The Kerala High Court in the case of Winter Wood Designers & Contractors India (P.) Ltd vs. State Tax Officer vide WP (C) NO. 9086 OF 2025 dated 09.06.2025, has held that two conflicting orders on the same subject cannot be allowed to co-exist; the subsequent order is vitiated when the earlier order has already attained finality. Section 161 of the CGST Act, 2017 allows rectification of errors apparent on the face of the record, either suo motu or on representation. The request for rectification need not be made only through a specified electronic mode, unless explicitly prescribed by statute. Further, held that the Procedural requirements should not defeat substantive justice, especially where statutory deadlines are met and the authority acknowledges the error.

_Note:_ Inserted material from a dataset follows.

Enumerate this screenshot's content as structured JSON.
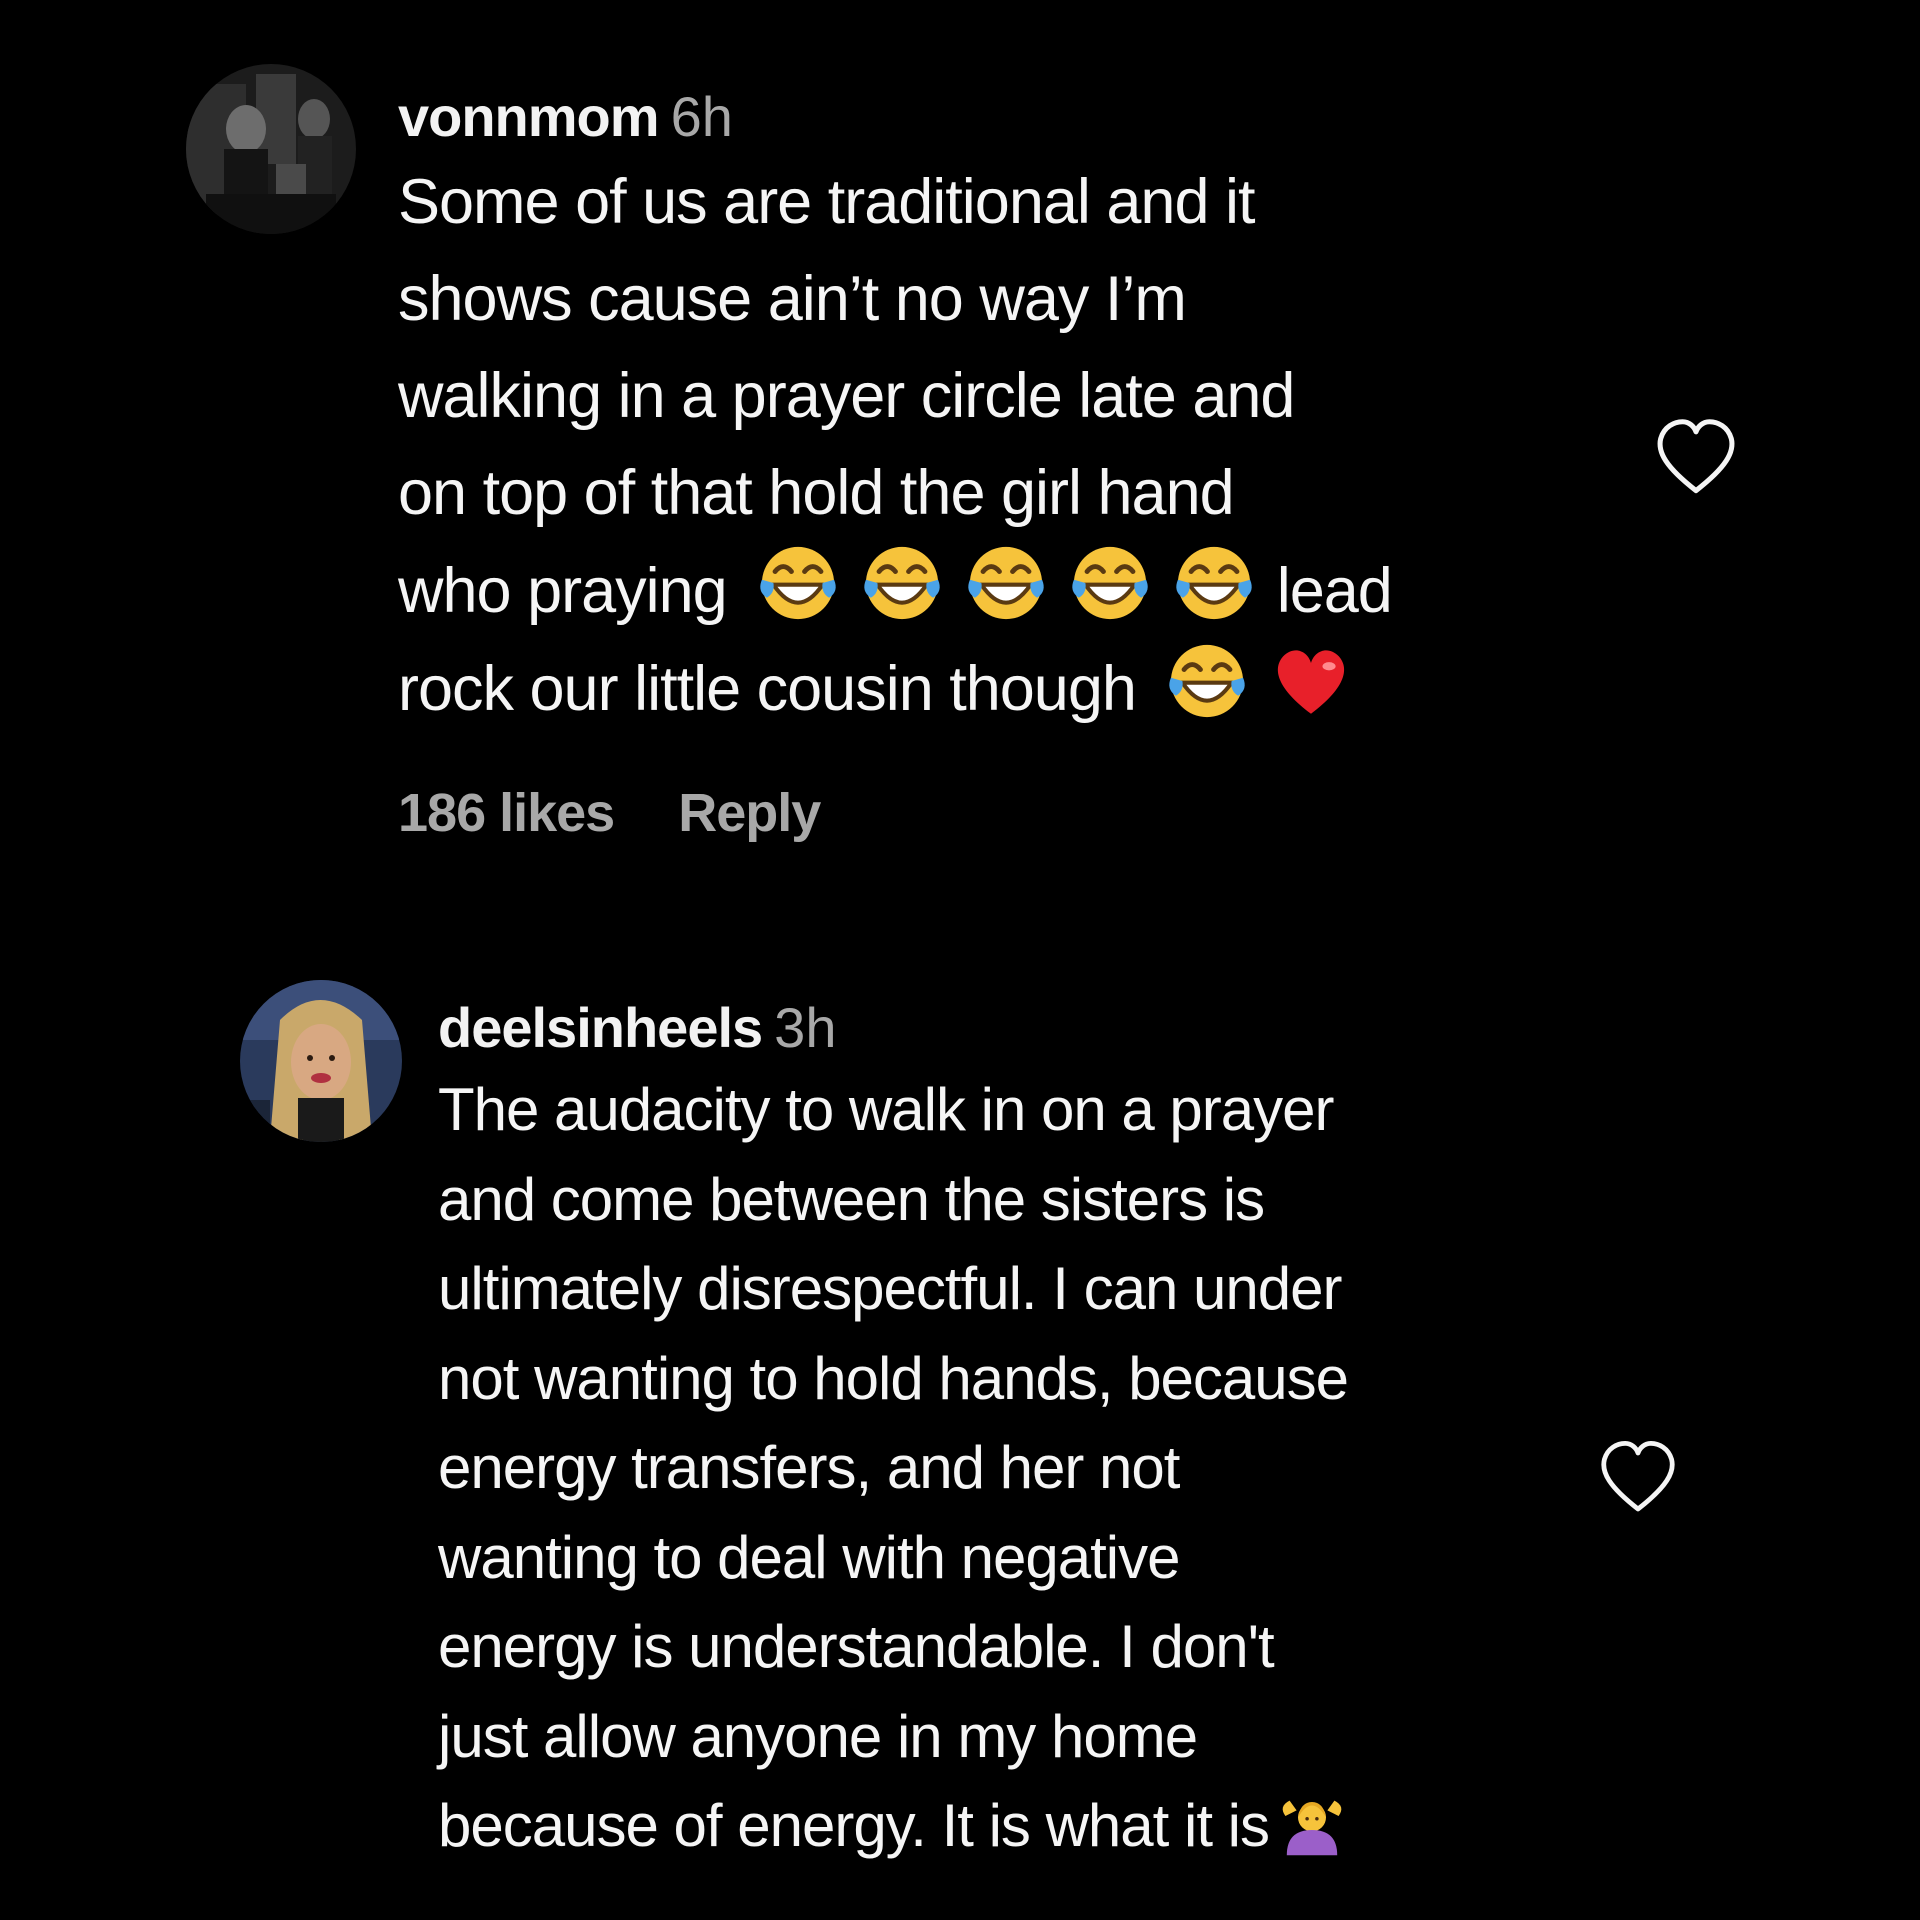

Facts of the Case: In this case, the petitioner is a registered private limited company under CGST/SGST laws. Initially, a show cause notice dated 18.10.2021 was issued alleging discrepancies for FY 2017-18. The petitioner replied, and the proceedings were concluded in its favour vide Ext.P7 dated 08.12.2023, under Sections 73 and 74 of the CGST Act. However, another officer of the department issued a second SCN dated 28.09.2023 on the same subject matter, which culminated in Ext.P8 order dated 30.12.2023 passed against the petitioner.
The Petitioner submitted a request for rectification (Ext.P9) via email on 01.02.2024, i.e., within the 6-month time limit under Section 161 of the CGST Act. Despite acknowledging the duplicative nature of the orders, the department rejected the rectification request on the technical ground that the application was not filed on the GST Portal.

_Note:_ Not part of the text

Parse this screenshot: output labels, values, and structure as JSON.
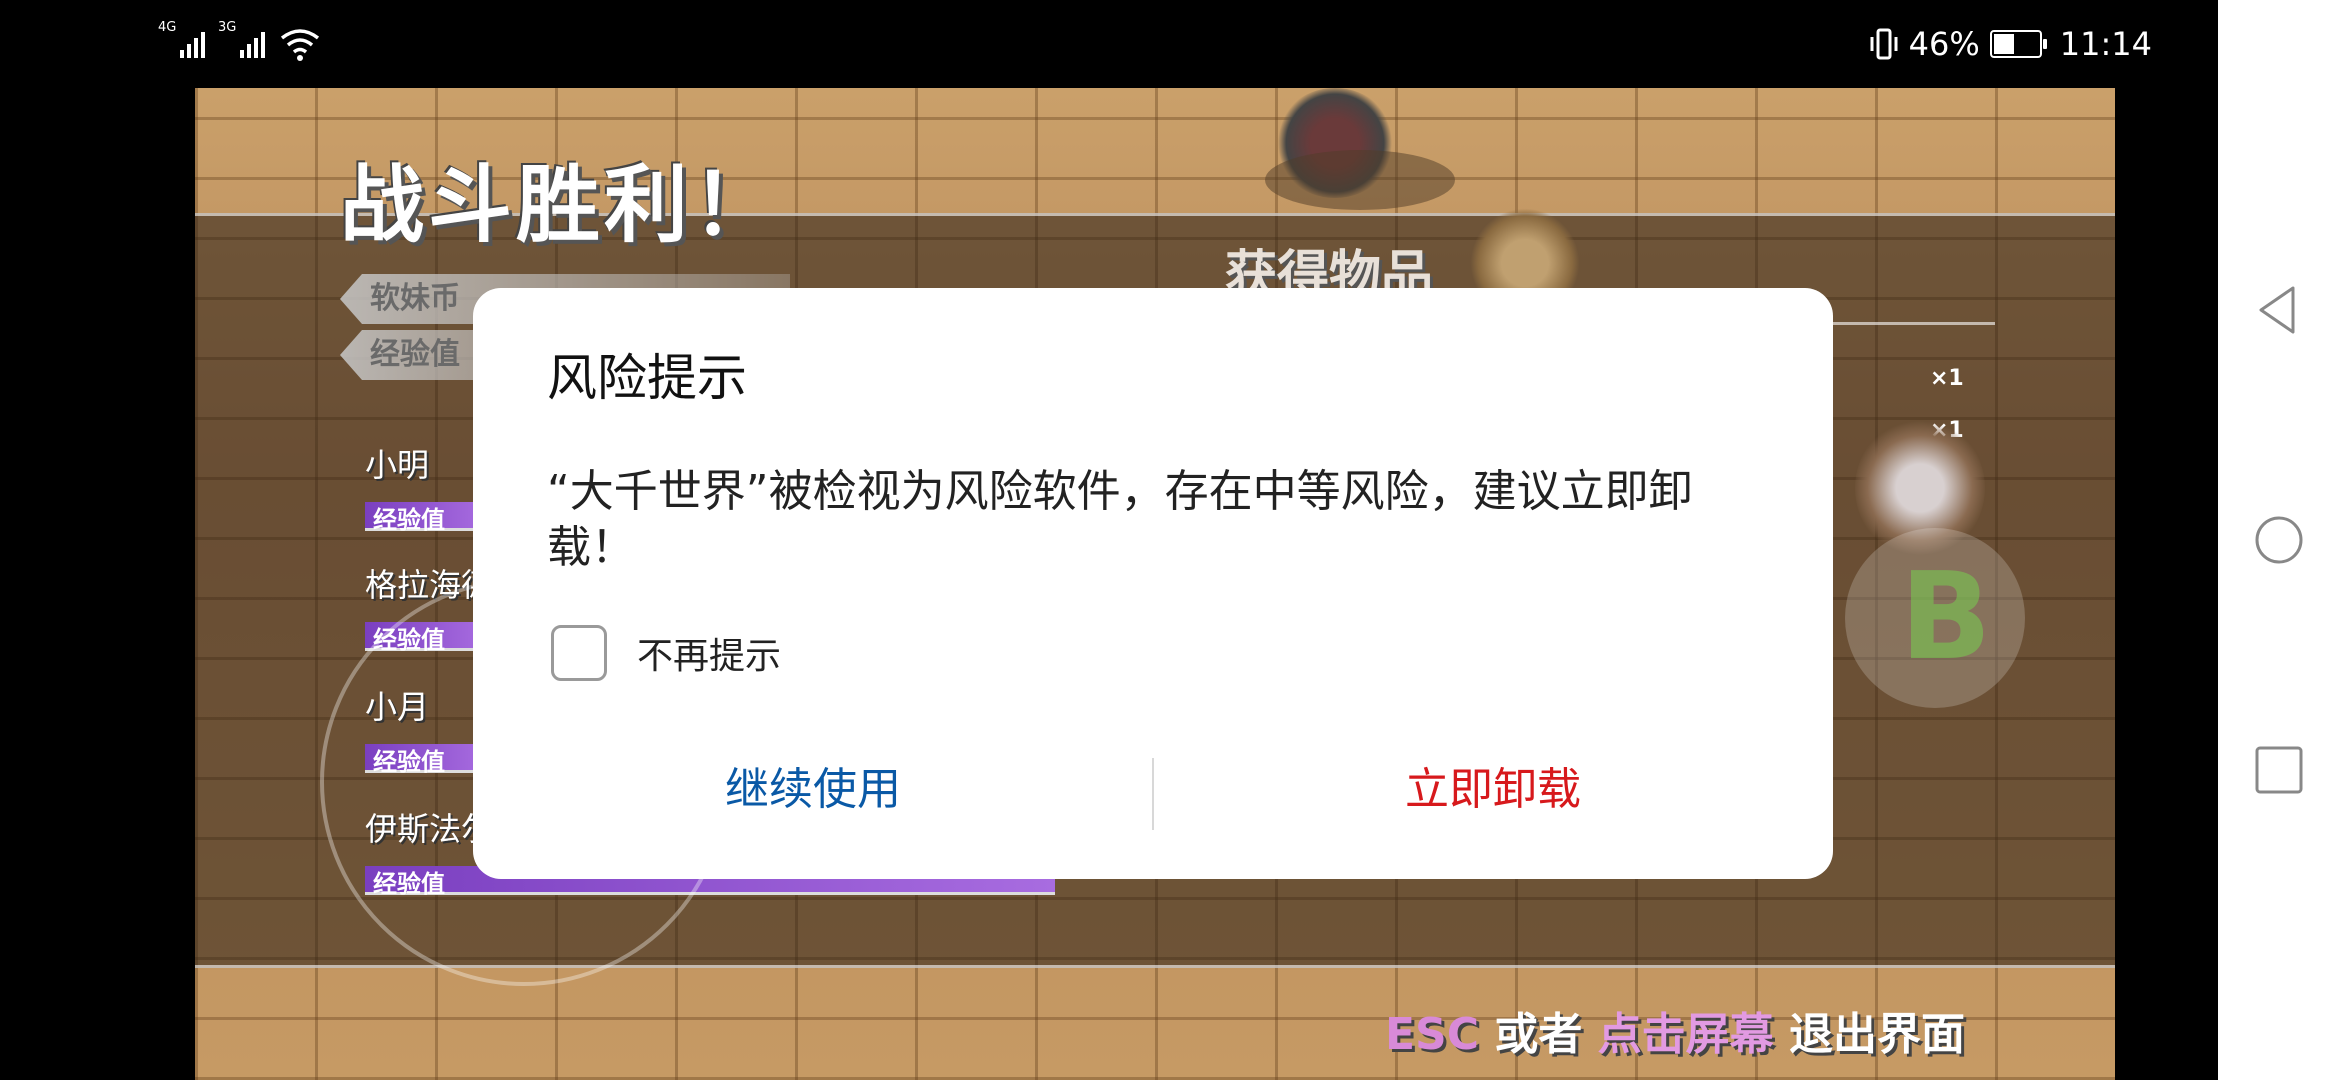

Issue: Whether the rejection of the rectification request under Section 161 of the CGST Act on technical grounds was legally sustainable, despite clear duplication of orders and timely intimation by the petitioner.

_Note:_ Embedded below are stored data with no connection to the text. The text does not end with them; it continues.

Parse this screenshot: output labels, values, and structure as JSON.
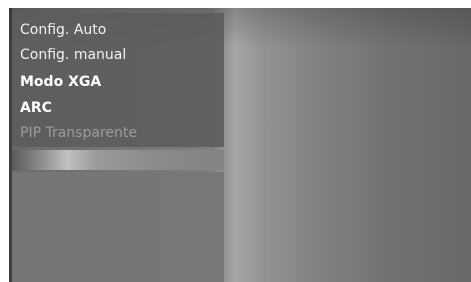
{
  "menu": {
    "items": [
      {
        "label": "Config. Auto",
        "state": "normal"
      },
      {
        "label": "Config. manual",
        "state": "normal"
      },
      {
        "label": "Modo XGA",
        "state": "normal"
      },
      {
        "label": "ARC",
        "state": "normal"
      },
      {
        "label": "PIP Transparente",
        "state": "disabled"
      }
    ]
  },
  "colors": {
    "panel": "#5c5c5c",
    "text": "#f2f2f2",
    "disabled_text": "#9c9c9c"
  }
}
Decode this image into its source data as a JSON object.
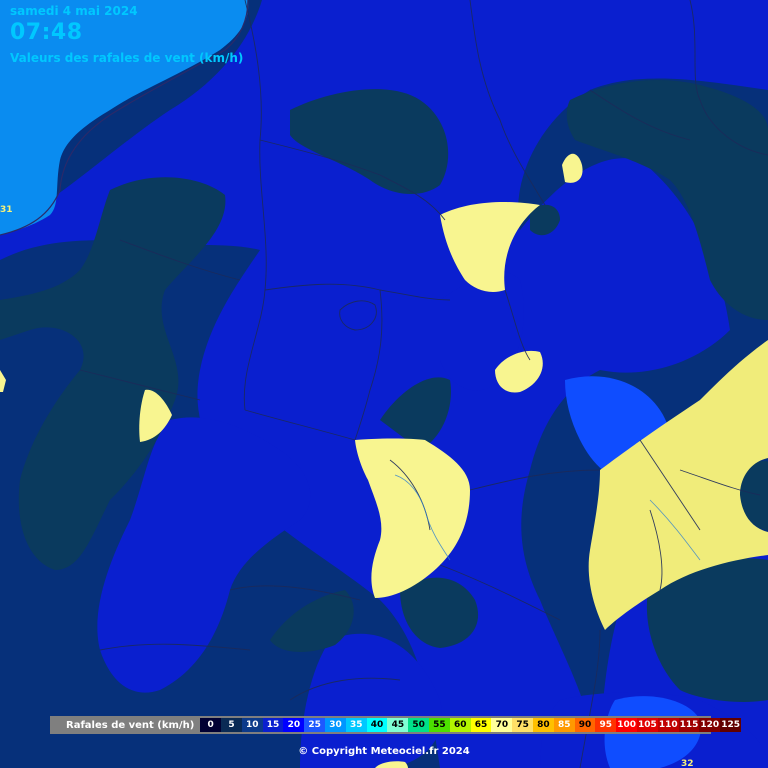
{
  "header": {
    "date": "samedi 4 mai 2024",
    "time": "07:48",
    "description": "Valeurs des rafales de vent (km/h)"
  },
  "edge_values": {
    "left": "31",
    "bottom_right": "32"
  },
  "legend": {
    "title": "Rafales de vent (km/h)",
    "steps": [
      {
        "label": "0",
        "color": "#000033",
        "text": "#ffffff"
      },
      {
        "label": "5",
        "color": "#0a2a55",
        "text": "#ffffff"
      },
      {
        "label": "10",
        "color": "#0c3a8a",
        "text": "#ffffff"
      },
      {
        "label": "15",
        "color": "#0a1fcf",
        "text": "#ffffff"
      },
      {
        "label": "20",
        "color": "#0000ff",
        "text": "#ffffff"
      },
      {
        "label": "25",
        "color": "#1e58ff",
        "text": "#ffffff"
      },
      {
        "label": "30",
        "color": "#0096ff",
        "text": "#ffffff"
      },
      {
        "label": "35",
        "color": "#00c8ff",
        "text": "#ffffff"
      },
      {
        "label": "40",
        "color": "#00ffff",
        "text": "#000000"
      },
      {
        "label": "45",
        "color": "#7fffd4",
        "text": "#000000"
      },
      {
        "label": "50",
        "color": "#00e08a",
        "text": "#000000"
      },
      {
        "label": "55",
        "color": "#4ce000",
        "text": "#000000"
      },
      {
        "label": "60",
        "color": "#b4f500",
        "text": "#000000"
      },
      {
        "label": "65",
        "color": "#ffff00",
        "text": "#000000"
      },
      {
        "label": "70",
        "color": "#ffff99",
        "text": "#000000"
      },
      {
        "label": "75",
        "color": "#ffe066",
        "text": "#000000"
      },
      {
        "label": "80",
        "color": "#ffc000",
        "text": "#000000"
      },
      {
        "label": "85",
        "color": "#ff9900",
        "text": "#ffffff"
      },
      {
        "label": "90",
        "color": "#ff6600",
        "text": "#000000"
      },
      {
        "label": "95",
        "color": "#ff3300",
        "text": "#ffffff"
      },
      {
        "label": "100",
        "color": "#ff0000",
        "text": "#ffffff"
      },
      {
        "label": "105",
        "color": "#e00000",
        "text": "#ffffff"
      },
      {
        "label": "110",
        "color": "#c00000",
        "text": "#ffffff"
      },
      {
        "label": "115",
        "color": "#a00000",
        "text": "#ffffff"
      },
      {
        "label": "120",
        "color": "#800000",
        "text": "#ffffff"
      },
      {
        "label": "125",
        "color": "#600000",
        "text": "#ffffff"
      }
    ]
  },
  "copyright": "© Copyright Meteociel.fr 2024"
}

Held that: The Court in this case, observed that the subject matter of both SCNs was identical and culminated in conflicting conclusions vide Ext.P7 dropped the proceedings, while Ext.P8 imposed liability. Since Ext.P7 preceded Ext.P8, and was passed by a competent officer who had accepted the petitioner’s explanation, Ext.P8 was patently erroneous.
The error in Ext.P8 was apparent on the face of record and squarely fell within the ambit of Section 161, which empowers rectification of such mistakes either suo motu or on being brought to notice, within six months. Further, the e-mail was sent by the petitioner on 01.02.2024 (vide Ext.P9) was within the limitation period, and there was no statutory mandate that the rectification request must only be submitted through the Portal.
Therefore, the rejection of the request on procedural grounds was unsustainable in law. Both Ext.P8 and Ext.P14 were quashed. The Court clarified that Ext.P7 remained the valid and binding adjudication for FY 2017–18.